Recuerdo que una vez, en una entrevista, me preguntaron cuáles eran mis autores favoritos. Cité a dos o tres españoles cuya prosa y universo literario se encuentran en las antípodas del autor de Rita Hayworth y la redención de Shawshank (Cadena perpetua, de Frank Darabont, siete nominaciones a los Oscar en 1993, con Morgan Freeman y Tim Robbins, para quienes hayan visto la película) pero, maticé, también, por ejemplo, me gusta Stephen King.

¿Stephen King? Pues sí, ¿y por qué no?. Desde luego, no me gustan todas sus novelas (pero tampoco me gustan todas las novelas de ningún escritor, ni siquiera las de aquellos a quienes venero) y, en la mayoría de sus libros, sobra, en mi humilde opinión, por lo menos un tercio. Aparte de que no soy un lector al que le apasione la sangre, el terror o los fenómenos paranormales truculentos. Y es que lo mejor de Stephen King son sus personajes, de carne y hueso, como todos nosotros, con nuestras miserias y nuestras grandezas. Crear un ser inolvidable, como la enfermera sicópata Annie Wilkes de Misery, o el preso Andy Dufresne de Rita Hayworth y la redención de Shawshank, aunque les pese a algunos, requiere un talento y un trabajo enorme. Y eso merece un respeto.

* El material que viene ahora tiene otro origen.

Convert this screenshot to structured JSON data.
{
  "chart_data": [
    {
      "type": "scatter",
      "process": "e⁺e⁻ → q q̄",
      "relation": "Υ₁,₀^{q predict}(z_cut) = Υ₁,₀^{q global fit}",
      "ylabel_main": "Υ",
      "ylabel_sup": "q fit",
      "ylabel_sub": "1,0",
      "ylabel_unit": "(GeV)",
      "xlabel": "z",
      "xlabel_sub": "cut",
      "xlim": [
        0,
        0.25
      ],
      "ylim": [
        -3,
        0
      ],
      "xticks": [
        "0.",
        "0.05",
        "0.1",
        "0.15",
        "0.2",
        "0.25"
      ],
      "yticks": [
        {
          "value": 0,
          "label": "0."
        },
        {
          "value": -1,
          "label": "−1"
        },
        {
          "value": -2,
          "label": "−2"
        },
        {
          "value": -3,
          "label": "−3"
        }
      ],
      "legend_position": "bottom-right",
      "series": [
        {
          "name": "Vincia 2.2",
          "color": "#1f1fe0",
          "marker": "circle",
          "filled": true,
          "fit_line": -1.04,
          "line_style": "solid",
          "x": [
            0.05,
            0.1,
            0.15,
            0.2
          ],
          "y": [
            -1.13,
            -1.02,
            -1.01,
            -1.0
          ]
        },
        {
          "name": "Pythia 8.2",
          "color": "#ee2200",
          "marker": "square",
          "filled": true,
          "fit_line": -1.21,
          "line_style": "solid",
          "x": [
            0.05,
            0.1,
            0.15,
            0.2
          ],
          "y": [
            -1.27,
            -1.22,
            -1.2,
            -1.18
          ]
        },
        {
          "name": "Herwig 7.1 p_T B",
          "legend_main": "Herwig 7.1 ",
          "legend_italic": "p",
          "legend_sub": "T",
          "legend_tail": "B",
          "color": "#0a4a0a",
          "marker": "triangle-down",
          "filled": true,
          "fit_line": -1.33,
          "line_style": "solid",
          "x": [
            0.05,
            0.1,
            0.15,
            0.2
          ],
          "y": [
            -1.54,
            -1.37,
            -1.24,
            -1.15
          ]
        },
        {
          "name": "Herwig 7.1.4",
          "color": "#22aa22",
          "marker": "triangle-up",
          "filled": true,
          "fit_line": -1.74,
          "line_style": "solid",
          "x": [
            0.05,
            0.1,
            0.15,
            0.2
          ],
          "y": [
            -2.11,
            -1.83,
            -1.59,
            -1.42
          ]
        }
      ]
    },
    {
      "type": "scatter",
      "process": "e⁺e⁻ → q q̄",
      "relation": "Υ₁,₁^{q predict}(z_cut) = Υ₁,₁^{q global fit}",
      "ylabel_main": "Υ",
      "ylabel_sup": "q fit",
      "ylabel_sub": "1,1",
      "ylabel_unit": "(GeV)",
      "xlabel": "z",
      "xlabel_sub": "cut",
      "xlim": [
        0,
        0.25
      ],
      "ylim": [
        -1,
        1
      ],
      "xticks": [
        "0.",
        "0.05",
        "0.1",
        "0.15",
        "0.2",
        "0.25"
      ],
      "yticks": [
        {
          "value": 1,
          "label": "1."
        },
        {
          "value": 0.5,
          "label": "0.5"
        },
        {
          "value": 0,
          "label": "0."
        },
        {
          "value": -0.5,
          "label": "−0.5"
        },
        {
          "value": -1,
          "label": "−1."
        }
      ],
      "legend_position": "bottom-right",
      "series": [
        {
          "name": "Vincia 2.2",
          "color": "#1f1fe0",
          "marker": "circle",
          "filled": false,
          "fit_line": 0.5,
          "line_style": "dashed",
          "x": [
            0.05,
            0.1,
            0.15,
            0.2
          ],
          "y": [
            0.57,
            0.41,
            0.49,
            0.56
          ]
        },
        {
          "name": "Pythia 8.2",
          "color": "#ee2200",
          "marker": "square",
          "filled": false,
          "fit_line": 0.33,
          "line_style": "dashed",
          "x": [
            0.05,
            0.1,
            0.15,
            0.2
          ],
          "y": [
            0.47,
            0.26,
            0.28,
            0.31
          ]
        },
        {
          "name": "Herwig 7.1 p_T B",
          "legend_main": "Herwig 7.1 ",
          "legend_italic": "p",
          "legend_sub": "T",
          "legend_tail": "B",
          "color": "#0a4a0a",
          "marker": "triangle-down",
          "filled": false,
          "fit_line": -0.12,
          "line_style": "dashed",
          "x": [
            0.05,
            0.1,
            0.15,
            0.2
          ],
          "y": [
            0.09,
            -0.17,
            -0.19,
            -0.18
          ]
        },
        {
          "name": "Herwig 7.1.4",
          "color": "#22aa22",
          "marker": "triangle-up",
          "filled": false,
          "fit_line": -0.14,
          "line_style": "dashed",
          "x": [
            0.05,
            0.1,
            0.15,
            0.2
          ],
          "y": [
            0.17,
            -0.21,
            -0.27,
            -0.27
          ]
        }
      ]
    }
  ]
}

Espero que la decisión de callar para siempre no sea más que una pataleta. Lo espero y lo deseo, porque, los escritores, igual que los toreros, siguen siéndolo aunque se jubilen. Pero, mejor, prestemos atención a las palabras del maestro: “Escribir no es cuestión de ganar dinero, hacerse famoso, ligar mucho ni hacer amistades. En último término, se trata de enriquecer la vida de las personas que leen lo que haces, y al mismo tiempo enriquecer la tuya. Es levantarse, recuperarse y superar lo malo. Ser feliz, vaya. Ser feliz”.